A biografia efetua muitas escolhas admiráveis. Em primeiro lugar, foca-se por completo na música, motivo que levou a protagonista ao reconhecimento. Diversas biopics são seduzidas pela ideia de espetacularizar as dores, os traumas com maridos abusivos e empresários violentos — o que implica em romantizar o sofrimento, convertido em motor criativo. Estes fatores estão presentes neste caso, porém em segundo plano: as brigas com o marido Ted White (Marlon Wayans) e com o pai C.L. Franklin (Forest Whitaker) condicionam o tom das apresentações da artista nos palcos (mais tristes ou vigorosas). Felizmente, Jennifer Hudson nunca utiliza próteses para se parecer com a cantora original, e interpreta a integralidade das canções em sua própria voz. O imperativo de “copiar” o biografado desaparece, pois a diretora Liesl Tommy compreende que a importância de Aretha Franklin transcende os traços específicos de seu rosto e o timbre exato de sua voz. Livre para compor sua versão pessoal da heroína, Hudson adota um viés assumidamente subjetivo. A entrega nas performances de música gospel soa realista pelo fato de terem sido gravadas, de fato, pela atriz em estúdio. Assim, a busca pelo naturalismo distingue o filme de demais projetos idealizados. As partes obscuras no passado da estrela estão presentes, porém de forma discreta, sem dominar a narrativa — a diretora prefere se focar no que ela ofereceu enquanto criadora.

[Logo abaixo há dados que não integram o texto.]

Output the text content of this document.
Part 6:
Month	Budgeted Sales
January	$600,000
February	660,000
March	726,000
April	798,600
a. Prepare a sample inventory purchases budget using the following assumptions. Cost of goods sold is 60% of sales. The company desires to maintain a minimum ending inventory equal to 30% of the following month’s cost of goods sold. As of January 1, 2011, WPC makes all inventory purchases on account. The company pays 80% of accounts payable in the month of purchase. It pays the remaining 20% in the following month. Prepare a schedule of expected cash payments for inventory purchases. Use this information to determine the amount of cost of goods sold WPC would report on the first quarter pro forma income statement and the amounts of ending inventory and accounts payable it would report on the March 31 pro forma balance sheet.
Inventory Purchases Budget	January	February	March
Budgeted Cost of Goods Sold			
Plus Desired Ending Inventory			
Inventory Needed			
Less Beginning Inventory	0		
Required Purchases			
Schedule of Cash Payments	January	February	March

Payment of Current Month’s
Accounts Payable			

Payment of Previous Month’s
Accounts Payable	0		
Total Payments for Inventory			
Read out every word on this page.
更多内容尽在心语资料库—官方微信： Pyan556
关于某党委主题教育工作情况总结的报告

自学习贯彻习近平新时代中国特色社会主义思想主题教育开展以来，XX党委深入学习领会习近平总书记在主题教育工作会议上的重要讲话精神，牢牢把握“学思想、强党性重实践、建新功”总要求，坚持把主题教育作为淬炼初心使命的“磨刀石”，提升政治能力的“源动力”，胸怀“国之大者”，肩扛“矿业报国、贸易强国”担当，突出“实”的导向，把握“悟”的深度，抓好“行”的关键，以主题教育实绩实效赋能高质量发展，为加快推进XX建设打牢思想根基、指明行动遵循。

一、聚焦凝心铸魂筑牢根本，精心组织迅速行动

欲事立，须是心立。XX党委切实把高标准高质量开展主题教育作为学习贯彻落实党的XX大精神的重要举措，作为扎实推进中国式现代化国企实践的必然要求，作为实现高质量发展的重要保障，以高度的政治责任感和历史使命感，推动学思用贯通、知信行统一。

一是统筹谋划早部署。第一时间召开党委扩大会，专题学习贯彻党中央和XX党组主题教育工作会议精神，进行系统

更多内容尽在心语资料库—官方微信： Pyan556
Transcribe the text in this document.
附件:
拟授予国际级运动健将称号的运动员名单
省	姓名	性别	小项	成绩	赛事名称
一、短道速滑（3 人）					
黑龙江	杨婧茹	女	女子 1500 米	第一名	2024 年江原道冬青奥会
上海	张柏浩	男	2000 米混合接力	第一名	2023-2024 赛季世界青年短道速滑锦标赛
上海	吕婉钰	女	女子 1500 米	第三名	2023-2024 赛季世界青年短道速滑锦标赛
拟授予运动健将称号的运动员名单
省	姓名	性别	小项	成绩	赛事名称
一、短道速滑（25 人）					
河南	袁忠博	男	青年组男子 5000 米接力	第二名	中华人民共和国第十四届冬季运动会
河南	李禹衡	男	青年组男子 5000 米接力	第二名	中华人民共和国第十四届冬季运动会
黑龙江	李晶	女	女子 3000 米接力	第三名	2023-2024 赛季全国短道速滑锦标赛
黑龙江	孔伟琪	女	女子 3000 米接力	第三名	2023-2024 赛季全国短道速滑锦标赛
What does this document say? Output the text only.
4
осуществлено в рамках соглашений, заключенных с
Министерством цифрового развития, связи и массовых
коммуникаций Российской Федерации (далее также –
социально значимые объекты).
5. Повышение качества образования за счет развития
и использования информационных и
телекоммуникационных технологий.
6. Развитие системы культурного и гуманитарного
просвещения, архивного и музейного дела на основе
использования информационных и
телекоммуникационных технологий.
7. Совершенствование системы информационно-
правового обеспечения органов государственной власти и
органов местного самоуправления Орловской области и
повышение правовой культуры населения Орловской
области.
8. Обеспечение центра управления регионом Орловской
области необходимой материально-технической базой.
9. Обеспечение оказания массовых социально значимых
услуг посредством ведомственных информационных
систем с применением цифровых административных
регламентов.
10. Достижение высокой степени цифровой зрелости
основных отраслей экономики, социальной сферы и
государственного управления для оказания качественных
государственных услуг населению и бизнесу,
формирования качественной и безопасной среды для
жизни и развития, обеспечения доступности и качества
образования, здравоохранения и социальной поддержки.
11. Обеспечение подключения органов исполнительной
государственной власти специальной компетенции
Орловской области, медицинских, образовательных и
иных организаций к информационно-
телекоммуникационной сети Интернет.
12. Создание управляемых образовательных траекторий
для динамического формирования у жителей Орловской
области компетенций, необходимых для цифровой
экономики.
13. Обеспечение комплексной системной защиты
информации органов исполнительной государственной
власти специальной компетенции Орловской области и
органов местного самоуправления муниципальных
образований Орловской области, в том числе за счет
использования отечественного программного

Certas escolhas de elenco são interessantes, rompendo com a previsibilidade das biografias musicais. Marlon Wayans constitui um nome inesperado para o marido agressor, porém o ator o encarna com seriedade e discrição. Outro humorista, Marc Maron, explora o excelente ritmo cômico para criar uma dinâmica interessante no papel de Jerry Wexler. Os momentos com o empresário permitem uma leveza oposta à solenidade do conjunto. Forest Whitaker demonstra o talento impressionante para os tipos tirânicos, porém dotados de boas intenções; enquanto Tituss Burgess (mais um nome da comédia) atenua os trejeitos para compor uma figura angelical, espécie de amigo imaginário da cantora (vide a cena das mãos enlaçadas por trás das costas). Por sua vez, Jennifer Hudson compõe uma versão cândida e tímida da personagem real. A voz sussurrada, o olhar doce e o temperamento gentil diante das explosões de raiva alheias transformam a biografada uma figura etérea, ausente, cujo vigor se descobre apenas nos palcos, com o microfone nas mãos. A fragilidade excessiva pode incomodar nos dois primeiros terços, dedicados à ascensão da comportada filha do pastor. Em contrapartida, chegados os momentos de catarse, quando a maquiagem e o penteado exageram as dores de Aretha ao limite da caricatura, o comedimento na atuação fornece um bem-vindo equilíbrio. Esse registro constitui o oposto do que a atriz havia feito em Dreamgirls: Em Busca de um Sonho (2006) e Cats (2019), comprovando sua versatilidade.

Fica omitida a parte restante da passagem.